O que adianta encher este espaço com palavras se uma só devia valer, e não vale?
Carlos Drummond de Andrade
Todo escritor, já nos seus passos iniciais, precisa responder a uma pergunta crucial, que definirá sua carreira, seu caminho, sua obra exaustiva, sua maneira de estar no mundo, a construção de uma obra que levará anos e anos, não só um livro depois do outro, mas uma letra depois da outra, uma respiração depois da outra, de cigarro em cigarro, como diz a canção popular, até conhecer a palavra final, feito a sensação que dominou Ferreira Gullar ao escrever o magnífico Poema sujo — assunto desta coluna na edição de fevereiro.
A isso chamamos de “ponto de vista”, que muita gente confunde com “foco narrativo”, completamente diferentes e talvez opostos, mas definitivamente essencial ou definitivo. Sim, a questão é definitiva. Ou seja, definirá a obra para sempre, eternamente. Se é que existe eternidade, se não existe, que seja criada, como tudo mais obra na obra literária.
O ponto de vista, procuro dizer, é como vemos o mundo, o comportamento, a ética ou antiética, a desgraça ou o zelo, aí está a questão: tudo o mais resultará deste ponto de vista, romances, novelas, contos, poemas, teatro; seja o que for. É claro que este ponto de vista pode mudar de obra para obra ou até de personagem para personagem. Dessa forma, a obra torna-se enriquecedora e não enfadonha, com personagens de grande caráter e personagens de nenhum caráter; uns cômicos, e outros severos, intimistas; quietos e calados.
A obra literária não perde sua mobilidade interior ou a riqueza do seu enredo por causa do seu ponto de vista.
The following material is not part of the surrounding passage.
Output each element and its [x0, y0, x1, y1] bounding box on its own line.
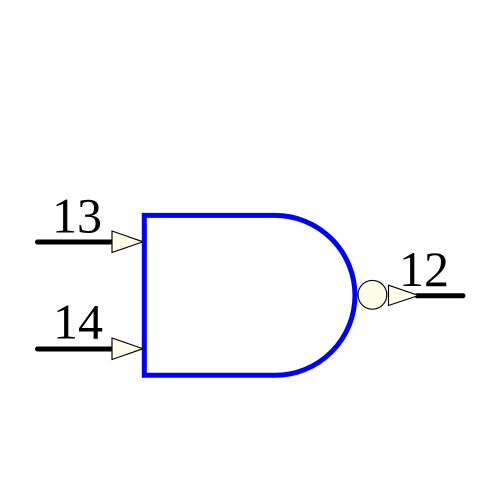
svg-text:13: 13: [52, 188, 102, 244]
svg-text:14: 14: [53, 294, 103, 350]
svg-text:12: 12: [399, 241, 449, 297]
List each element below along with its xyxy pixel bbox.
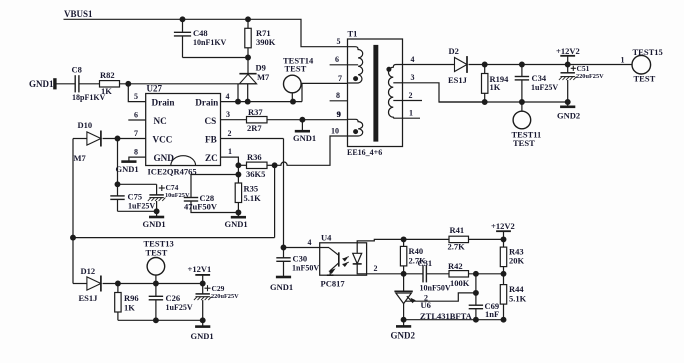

Uma coisa não altera a outra. Muito pelo contrário.
Sabe-se que Kafka, por exemplo, considerado um autor muito severo e absolutamente crítico do comportamento humano, gostava de rir muito enquanto lia os seus textos para os amigos. A princípio, inimaginável.
Estes assuntos são discutidos no meu livro Os segredos da ficção, a meu modo a construção da narrativa a partir da minha experiência como ficcionista, com mais de quinzes obras, entre romances, novelas e contos, que causou muita inquietação entre os teóricos porque, conforme se diz, a reflexão sobre a obra literária cabe a partir do ponto de vista que, não raras vezes, é substituído pelo narrador, um que pensa, o autor, e outro que narra, corretamente chamado narrador, como expõe sempre Clarice Lispector em A hora da estrela, basta uma leitura cuidadosa.
Este assunto vem aqui para debate por causa do livro A intensa palavra, crônicas inéditas em livro, publicadas por Carlos Drummond de Andrade entre 1954 e 1969 no jornal Correio da Manhã. Esta coletânea integra o projeto da Record de republicação das obras de Drummond, incluindo os diários, crônicas e poemas. Um projeto que enriquece muito a bibliografia brasileira, sobretudo no momento em que os livros parecem desvalorizados.